Impact stocks favour growth markets
Impact stocks tend to be growth-orientated because the underlying companies are addressing growing markets. The need for sustainability solutions provides a multi-decade runway for expansion. This can mean that the stocks look more expensive relative to short-term earnings. It also means that they are more sensitive to changes in interest rates.
Impact stocks also tend to be smaller than most of the stocks included in the mainstream indices as they are focused on sustainability solutions, rather than diversified into broad sectors. Some sustainability sectors are large and support large businesses, but most are smaller, but growing faster.
In combination, our portfolio is made up of medium-sized, growth-orientated companies that are quite sensitive to interest rate expectations. This made 2023 a difficult and volatile year for many of our stocks.
A market dominated by the “Magnificent Seven”
In addition, recent years have been especially difficult for a lot of global equity strategies, due to the strong performance of a small number of very large stocks. These so-called “Magnificent Seven” are very large US technology stocks that now dominate global equity markets (and the benchmark). As we have often communicated, we don’t consider them to offer sustainability solutions. Amongst them, only Tesla qualifies for our impact universe.
In aggregate, these companies had a strong performance in 2023 and their success helped the benchmark to return ahead of the Fund. Looking ahead, this concentration trend may well reverse, as stock markets have never before been so concentrated.
Beyond these shorter-term market headwinds, there were also some fundamental challenges to impact investing in 2023.
Current challenges to impact investing
Most visible was the political resistance to the climate change transition. Populist governments around the world painted decarbonisation as expensive and unfair. They rolled back regulations and removed policy support for green technologies. Rising interest rates also made the installation of renewables more expensive.
This hit some of our investments in our Cleaner Energy theme, such as SolarEdge and Enphase. But it also provided a broad headwind to most of our environmental themes. For example, the slowing phase-out of petrol cars was a problem for our Sustainable Transport theme. This included Aptiv, which specialises in the electrification of vehicles.
Unusually, these shorter-term headwinds in Environmental themes were matched simultaneously in the Social themes. Environmental markets are generally more economically sensitive than social ones, so the two parts of the investment strategy often tend to provide a good balance: when environmental markets are challenged by the economic cycle, the social themes have provided more defensive characteristics.
However, 2023 was notable because our largest social theme, Health, also faced strong headwinds. The pace of pharmaceutical innovation slowed as capital for early-stage research dried up. Three core investments in the life sciences tools sector are Danaher, Agilent, and Thermo Fisher and all three had a difficult year as demand slowed.
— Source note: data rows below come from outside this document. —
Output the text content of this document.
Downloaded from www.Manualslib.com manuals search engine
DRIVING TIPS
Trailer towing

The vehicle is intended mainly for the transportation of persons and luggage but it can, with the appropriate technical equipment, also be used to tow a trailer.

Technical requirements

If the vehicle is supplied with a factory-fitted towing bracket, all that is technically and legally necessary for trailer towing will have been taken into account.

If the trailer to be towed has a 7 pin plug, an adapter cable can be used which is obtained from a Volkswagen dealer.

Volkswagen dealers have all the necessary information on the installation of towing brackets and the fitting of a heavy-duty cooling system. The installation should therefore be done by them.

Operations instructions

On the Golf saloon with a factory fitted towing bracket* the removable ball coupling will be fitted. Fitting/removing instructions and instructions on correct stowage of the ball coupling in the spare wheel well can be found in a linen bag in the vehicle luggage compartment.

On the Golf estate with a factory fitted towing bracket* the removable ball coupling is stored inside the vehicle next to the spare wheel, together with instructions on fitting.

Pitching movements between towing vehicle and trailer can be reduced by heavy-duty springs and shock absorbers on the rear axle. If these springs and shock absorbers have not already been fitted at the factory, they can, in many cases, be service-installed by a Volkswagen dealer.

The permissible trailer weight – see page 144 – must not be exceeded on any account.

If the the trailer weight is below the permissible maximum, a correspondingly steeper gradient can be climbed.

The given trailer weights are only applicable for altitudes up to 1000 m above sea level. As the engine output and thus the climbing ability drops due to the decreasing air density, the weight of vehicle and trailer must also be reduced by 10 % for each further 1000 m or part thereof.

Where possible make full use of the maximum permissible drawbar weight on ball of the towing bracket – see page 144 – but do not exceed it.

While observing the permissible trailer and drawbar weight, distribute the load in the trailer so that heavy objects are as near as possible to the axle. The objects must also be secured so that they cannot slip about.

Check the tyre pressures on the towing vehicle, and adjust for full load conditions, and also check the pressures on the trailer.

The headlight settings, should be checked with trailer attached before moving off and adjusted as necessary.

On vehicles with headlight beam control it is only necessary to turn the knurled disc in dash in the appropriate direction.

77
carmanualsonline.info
The long tail of COVID disruption also played out into 2023 in healthcare systems around the world. This created challenges, for example, for the Fund’s Australian plasma specialist CSL.
Opportunities remain within testing climates
Against these headwinds, there were still some impact investment themes that prospered. One notable strong thematic area was climate change adaptation. While the political response to climate change has struggled to make progress, global temperatures continue to rise with extreme and erratic weather events becoming more commonplace.
Companies helping communities to adapt to these new conditions saw increasing demand. This included Advanced Drainage Systems, which makes flood management solutions, and efficient cooling systems maker Trane Technologies. Engineering firm Arcadis also enjoyed a growing market for its adaptation advice.
Adaptation will continue to be an important area for the Fund, but the primary emphasis remains on climate mitigation. Despite the challenges of 2023, many of the key debates in this area are now settled, and the path forward is clear. Similarly, although the pace of healthcare innovation has temporarily slowed, the long-term push to find new and better treatments is unchanged. We will continue to invest in high quality companies which can capture these durable long term trends.